Small amplitude solitary waves in the Dirac-Maxwell system

TL;DR

This paper proves the existence of small amplitude solitary wave solutions in the Dirac-Maxwell system, linking their properties to the ground state of the Choquard equation through an implicit function theorem.

Contribution

It establishes the existence of nonlinear bound states in the Dirac-Maxwell system with small amplitude, connecting the solutions to the nonrelativistic limit and the Choquard equation.

Findings

Existence of solitary waves with amplitude proportional to (m - |ω|)

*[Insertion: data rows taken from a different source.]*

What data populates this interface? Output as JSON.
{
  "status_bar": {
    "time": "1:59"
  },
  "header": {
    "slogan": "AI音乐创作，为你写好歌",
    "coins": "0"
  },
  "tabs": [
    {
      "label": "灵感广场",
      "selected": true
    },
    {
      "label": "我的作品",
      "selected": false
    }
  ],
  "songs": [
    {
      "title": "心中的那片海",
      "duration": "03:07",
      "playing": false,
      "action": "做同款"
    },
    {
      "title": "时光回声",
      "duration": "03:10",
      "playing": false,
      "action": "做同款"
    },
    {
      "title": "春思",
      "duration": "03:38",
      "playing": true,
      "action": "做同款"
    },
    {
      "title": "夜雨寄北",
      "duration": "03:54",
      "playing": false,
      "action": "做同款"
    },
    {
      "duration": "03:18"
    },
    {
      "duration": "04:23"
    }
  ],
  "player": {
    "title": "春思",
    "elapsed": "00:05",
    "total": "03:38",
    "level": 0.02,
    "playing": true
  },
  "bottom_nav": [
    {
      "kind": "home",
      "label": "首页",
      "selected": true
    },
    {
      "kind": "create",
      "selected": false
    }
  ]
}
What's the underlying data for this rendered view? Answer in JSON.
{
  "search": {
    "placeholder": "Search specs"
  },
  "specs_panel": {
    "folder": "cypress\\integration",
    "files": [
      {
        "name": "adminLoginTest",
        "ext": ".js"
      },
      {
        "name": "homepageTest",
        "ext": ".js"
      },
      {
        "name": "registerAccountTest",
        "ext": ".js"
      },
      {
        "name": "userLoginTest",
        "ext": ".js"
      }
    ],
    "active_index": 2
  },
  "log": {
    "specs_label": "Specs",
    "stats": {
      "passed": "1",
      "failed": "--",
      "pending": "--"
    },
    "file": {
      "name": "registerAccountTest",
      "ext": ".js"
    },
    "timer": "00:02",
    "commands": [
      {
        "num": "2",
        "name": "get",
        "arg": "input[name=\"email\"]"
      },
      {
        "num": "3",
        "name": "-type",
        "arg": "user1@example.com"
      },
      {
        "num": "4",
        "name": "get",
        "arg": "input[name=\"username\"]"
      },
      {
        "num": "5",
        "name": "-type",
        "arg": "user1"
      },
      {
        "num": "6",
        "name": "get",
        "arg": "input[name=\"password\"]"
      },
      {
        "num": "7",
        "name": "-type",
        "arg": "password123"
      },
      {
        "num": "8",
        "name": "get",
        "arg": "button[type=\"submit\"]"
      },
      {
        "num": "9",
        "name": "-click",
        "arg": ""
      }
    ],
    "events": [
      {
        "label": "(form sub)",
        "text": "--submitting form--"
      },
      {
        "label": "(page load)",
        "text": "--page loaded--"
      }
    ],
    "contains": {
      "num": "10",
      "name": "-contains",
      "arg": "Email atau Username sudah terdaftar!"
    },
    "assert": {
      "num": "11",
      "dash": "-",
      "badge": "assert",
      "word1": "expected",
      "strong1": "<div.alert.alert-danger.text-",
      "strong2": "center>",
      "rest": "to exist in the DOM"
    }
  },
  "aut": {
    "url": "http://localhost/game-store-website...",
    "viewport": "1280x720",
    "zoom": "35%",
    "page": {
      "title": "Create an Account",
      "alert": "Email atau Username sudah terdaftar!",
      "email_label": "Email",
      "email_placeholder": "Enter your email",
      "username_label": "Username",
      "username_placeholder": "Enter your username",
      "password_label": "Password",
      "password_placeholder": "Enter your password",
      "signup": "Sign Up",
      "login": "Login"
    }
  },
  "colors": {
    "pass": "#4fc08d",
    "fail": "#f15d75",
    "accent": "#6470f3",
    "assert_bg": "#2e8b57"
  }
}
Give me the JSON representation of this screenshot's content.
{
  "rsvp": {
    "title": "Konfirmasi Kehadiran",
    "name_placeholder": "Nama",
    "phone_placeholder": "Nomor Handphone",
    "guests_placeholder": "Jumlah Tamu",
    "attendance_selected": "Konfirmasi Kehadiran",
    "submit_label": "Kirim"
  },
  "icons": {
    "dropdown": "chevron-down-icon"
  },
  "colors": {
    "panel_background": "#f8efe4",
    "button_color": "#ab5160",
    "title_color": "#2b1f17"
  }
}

Wave functions are in H^1 with norms scaling as (m - |ω|)

Solutions are connected to the ground state of the Choquard equation

Abstract

We study nonlinear bound states, or solitary waves, in the Dirac-Maxwell system proving the existence of solutions in which the Dirac wave function is of the form $\phi(x,\omega)e^{-i\omega t}$, $\omega\in(-m,\omega_*)$, with some $\omega_*>-m$, such that $\phi_\omega\in H^1(\mathbb{R}^3,\mathbb{C}^4)$, $\Vert\phi_\omega\Vert^2_{L^2}=O(m-|\omega|)$, and $\Vert\phi_\omega\Vert_{L^\infty}=O(m-|\omega|)$. The method of proof is an implicit function theorem argument based on an identification of the nonrelativistic limit as the ground state of the Choquard equation.